The Case for Basic Income: Freedom, Security, Justice by Jamie Swift & Elaine Power

The Case for Basic Income: Freedom, Security, Justice by Jamie Swift & Elaine Power

Author:Jamie Swift & Elaine Power [Swift, Jamie & Power, Elaine]
Language: eng
Format: epub
Tags: Public Policy, Social Services & Welfare, Social Policy, Social Science, Political Science, Social Classes & Economic Disparity
ISBN: 9781771135481
Google: gs1KEAAAQBAJ
Goodreads: 57526692
Publisher: Between the Lines
Published: 2021-05-03T00:00:00+00:00


Lance Dingman’s feelings about public support hadn’t changed that much. As with the old social assistance system, he still felt a pressing need. “I want to work off of BI,” he explained after he had been on Basic Income for some nine months. “I think that’s the main purpose of BI, to get as many people off it as possible. It’s a system that works if you can make it work.”6

THE LIMITATIONS OF CHARITY

Corporate-sponsored food bank appeals regularly refer to “tackling hunger”—an appeal that may have traction in a football-mad town like Hamilton. With respect to the food banks scattered across Hamilton’s charity landscape, however, Dingman was clear about his feelings. Adamant about maintaining his autonomy, he declared, “I never, ever go there. I didn’t feel I needed to. I wouldn’t do it. Because I took people to food banks. I’m a peer support coach.”

Dingman is far from alone among people whose incomes limit their grocery store purchases but are food bank refuseniks.7 It’s partly about the limited food bank selections on offer in a consumer society that screams “choice” at every turn. It’s partly about pride, with people like Dingman not wanting to be the objects of anyone’s charity. And it is also about the understanding that food banks do nothing to address the deeply embedded cycles of poverty.

According to a 2020 report from the PROOF research group, headed by prominent food insecurity researcher Valerie Tarasuk of the University of Toronto, there is “a four-fold difference between the number of people living in food-insecure households and the number receiving assistance from food banks.
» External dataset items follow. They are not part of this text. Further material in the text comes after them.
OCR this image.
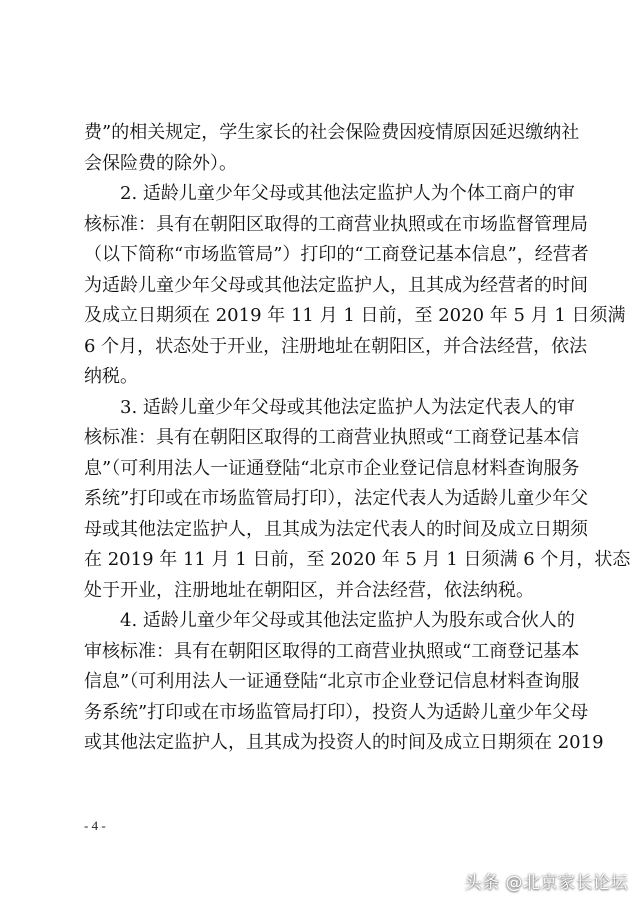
费”的相关规定，学生家长的社会保险费因疫情原因延迟缴纳社
会保险费的除外）。
2. 适龄儿童少年父母或其他法定监护人为个体工商户的审
核标准：具有在朝阳区取得的工商营业执照或在市场监督管理局
（以下简称“市场监管局”）打印的“工商登记基本信息”，经营者
为适龄儿童少年父母或其他法定监护人，且其成为经营者的时间
及成立日期须在 2019 年 11 月 1 日前，至 2020 年 5 月 1 日须满
6 个月，状态处于开业，注册地址在朝阳区，并合法经营，依法
纳税。
3. 适龄儿童少年父母或其他法定监护人为法定代表人的审
核标准：具有在朝阳区取得的工商营业执照或“工商登记基本信
息”（可利用法人一证通登陆“北京市企业登记信息材料查询服务
系统”打印或在市场监管局打印），法定代表人为适龄儿童少年父
母或其他法定监护人，且其成为法定代表人的时间及成立日期须
在 2019 年 11 月 1 日前，至 2020 年 5 月 1 日须满 6 个月，状态
处于开业，注册地址在朝阳区，并合法经营，依法纳税。
4. 适龄儿童少年父母或其他法定监护人为股东或合伙人的
审核标准：具有在朝阳区取得的工商营业执照或“工商登记基本
信息”（可利用法人一证通登陆“北京市企业登记信息材料查询服
务系统”打印或在市场监管局打印），投资人为适龄儿童少年父母
或其他法定监护人，且其成为投资人的时间及成立日期须在 2019
- 4 -
头条 @北京家长论坛
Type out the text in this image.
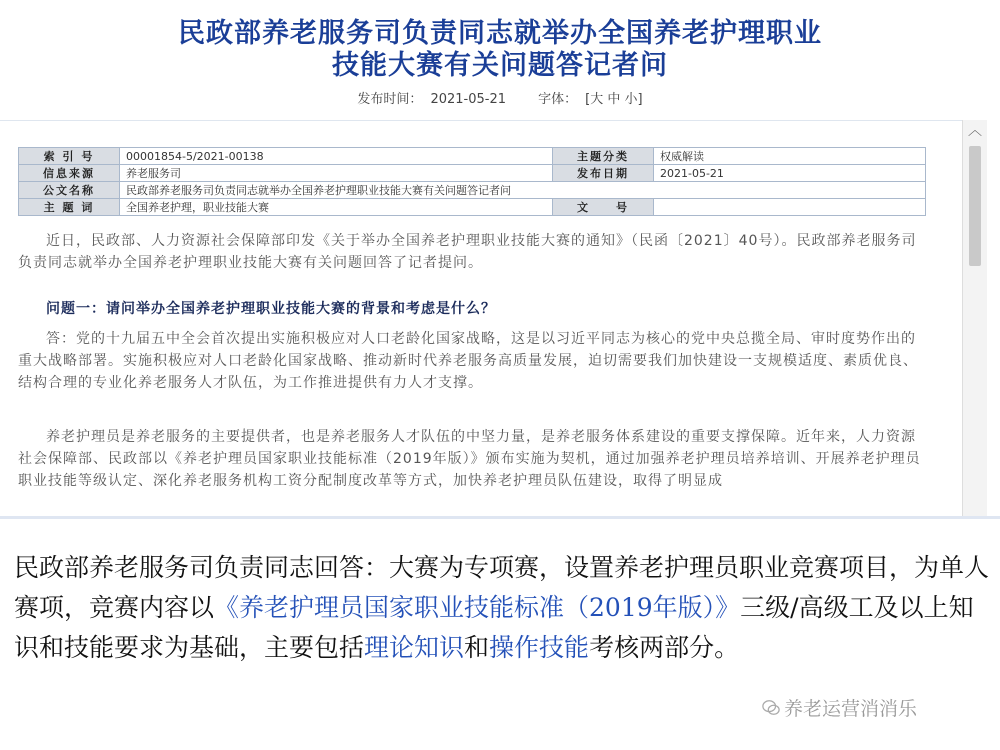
民政部养老服务司负责同志就举办全国养老护理职业
技能大赛有关问题答记者问
发布时间： 2021-05-21 字体： [大 中 小]
︿
索 引 号	00001854-5/2021-00138	主题分类	权威解读
信息来源	养老服务司	发布日期	2021-05-21
公文名称	民政部养老服务司负责同志就举办全国养老护理职业技能大赛有关问题答记者问		
主 题 词	全国养老护理，职业技能大赛	文　　号	
近日，民政部、人力资源社会保障部印发《关于举办全国养老护理职业技能大赛的通知》（民函〔2021〕40号）。民政部养老服务司负责同志就举办全国养老护理职业技能大赛有关问题回答了记者提问。
问题一：请问举办全国养老护理职业技能大赛的背景和考虑是什么？
答：党的十九届五中全会首次提出实施积极应对人口老龄化国家战略，这是以习近平同志为核心的党中央总揽全局、审时度势作出的重大战略部署。实施积极应对人口老龄化国家战略、推动新时代养老服务高质量发展，迫切需要我们加快建设一支规模适度、素质优良、结构合理的专业化养老服务人才队伍，为工作推进提供有力人才支撑。
养老护理员是养老服务的主要提供者，也是养老服务人才队伍的中坚力量，是养老服务体系建设的重要支撑保障。近年来，人力资源社会保障部、民政部以《养老护理员国家职业技能标准（2019年版）》颁布实施为契机，通过加强养老护理员培养培训、开展养老护理员职业技能等级认定、深化养老服务机构工资分配制度改革等方式，加快养老护理员队伍建设，取得了明显成
民政部养老服务司负责同志回答：大赛为专项赛，设置养老护理员职业竞赛项目，为单人赛项，竞赛内容以《养老护理员国家职业技能标准（2019年版）》三级/高级工及以上知识和技能要求为基础，主要包括理论知识和操作技能考核两部分。
养老运营消消乐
Further, there is no evidence that food charity is able to move households out of food insecurity.”8 Food insecurity is the jargon term that academics and Statistics Canada use when people don’t have enough money for food, or they are worried about where the next meal is going to come from.

Someone once defined insanity as trying the same thing over and over again and expecting different results. The observation is often erroneously attributed to Albert Einstein, but it does not take a genius to understand the importance of poverty in determining the poor health of so many. Most poor people cannot afford healthy diets. If they had enough money, they could. Evelyn Forget has pointed out a basic truth of health economics: “Poverty relentlessly drives up the cost of delivering health care.” As food insecurity, a sensitive marker of deprivation, worsens, health care costs increase. Adults who are the most food-insecure have health care costs that are almost 2.4 times those who are food-secure, especially with respect to medications.9

Insanity comes in with the dominant tin-in-a-bin approach. It may make individual donors who toss the canned tuna into the food bank bin feel good, offering the illusion that they’ve done something important. But the food bank experiment has been stubbornly repeated for some four decades with no apparent improvement in the food security of low-income Canadians. Insanity?

“It’s a systems problem,” said Dingman. “If we can’t make that revolving door stop, that’s a hell of a problem.